Ce dimanche restera, dans les annales de la Justice, un coup de poignard de plus dans le dos de la démocratie en Europe.
Carles Puigdemont, le président limogé par la junte espagnole, s’est rendu à la Justice belge. Il a été arrêté sur le champ, avec les ministres qui l’accompagnaient.
Voilà donc que la Belgique, une fois de plus, se retrouve complice d’un assassinat de la démocratie.
Vous ajoutez à cela sa politique coloniale et intéressée en Afrique, qu’elle distille en toute légalité ... ou encore sa vente d’armes à des organisations terroristes comme Daesh ou à des dictatures peu soucieuses des Droits de l’Homme, comme l’Arabie Saoudite ... Il me semble que nous allons bientôt atteindre le fond d’une honte, entretenue par un gouvernement ignoble et incompétent.
Michel et tous ses polichinelles : votre lâcheté est à la hauteur de vos amateurismes ... dégagez, vous nous salissez !
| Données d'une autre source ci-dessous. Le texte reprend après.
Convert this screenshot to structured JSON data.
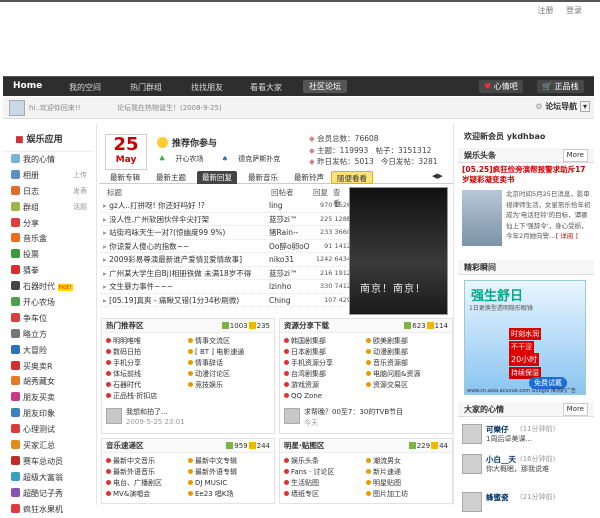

Quel est le chef d’accusation qui peut être retenu contre Carles Puigdemont ?
Il a été un président élu démocratiquement par le peuple catalan.
Il a été à l’écoute de la majorité d’un peuple, fatigué d’années d’oppression et d’épuisement économique.
Il a permis à toute une région de rêver de lendemains qui allaient enfin profiter à son essor économique.
Il a rapproché le pouvoir d’un peuple, oublié par Madrid.
Il a organisé un référendum sur le statut de la Catalogne ... n’exerçant là qu’un pouvoir qui était le sien.
C’est alors, qu’avec la complicité de l’Europe de la finance, soucieuse d’une dette espagnole à entretenir et d’une soif d’exister sur le marché économique, l’Espagne réagit avec force, envoyant sa police pour s’en prendre avec violence à une population qui aurait pu avoir envie de voter.
Elle a empêché l’expression démocratique d’un choix des citoyens !
Nous avions encore en mémoire, l’image de cet homme sur la Place Tian'anmen, en Chine, seul, résistant à la force d’un char.
Nous avions encore en mémoire ces populations d’Europe de l’Est voyant ses velléités de liberté mises à mort par quelques chars soviétiques ...
Franco ne serait-il pas mort ?
Cette sinistre monarchie, mise en place par le dictateur lui-même, ferait-elle encore allégeance à ce monstre, ruisselant de sang innocent ?
Ce pouvoir espagnol aurait-il endossé l’uniforme d’un pouvoir franquiste niant les droits les plus élémentaires des citoyens espagnols ?
Comme un lâche, à l’image de ses confrères européens, le Premier-Ministre espagnol, suivi dans la foulée par un Roi de pacotilles, se cache derrière la Constitution d’un autre temps pour justifier son emploi de la force et le formatation d’une région.
Comme un lâche, il fait arrêter des ministres élus démocratiquement, comme pourrait le faire un prince héritier dans une monarchie absolue et corrompue.
Comme un lâche, il met la Catalogne sous tutelle, la privant d’une autonomie qu’elle reconnait à d’autres régions, pourvu qu’elles restent sages, selon la voix du parti unique au pouvoir.
Dans cet assassinat de la démocratie, il aura été soutenu par le monde financier et par les entreprises installées en Catalogne. Celles-ci imaginaient déjà une perte de profits dans le concert économique européen.  Une complicité qui en dit long sur ce coup d’État en Catalogne !
De nouvelles élections sont annoncées en Catalogne, avec tout le spectre de mise sous tutelle des libertés ... au point de déjà pouvoir remettre en question leur légitimité.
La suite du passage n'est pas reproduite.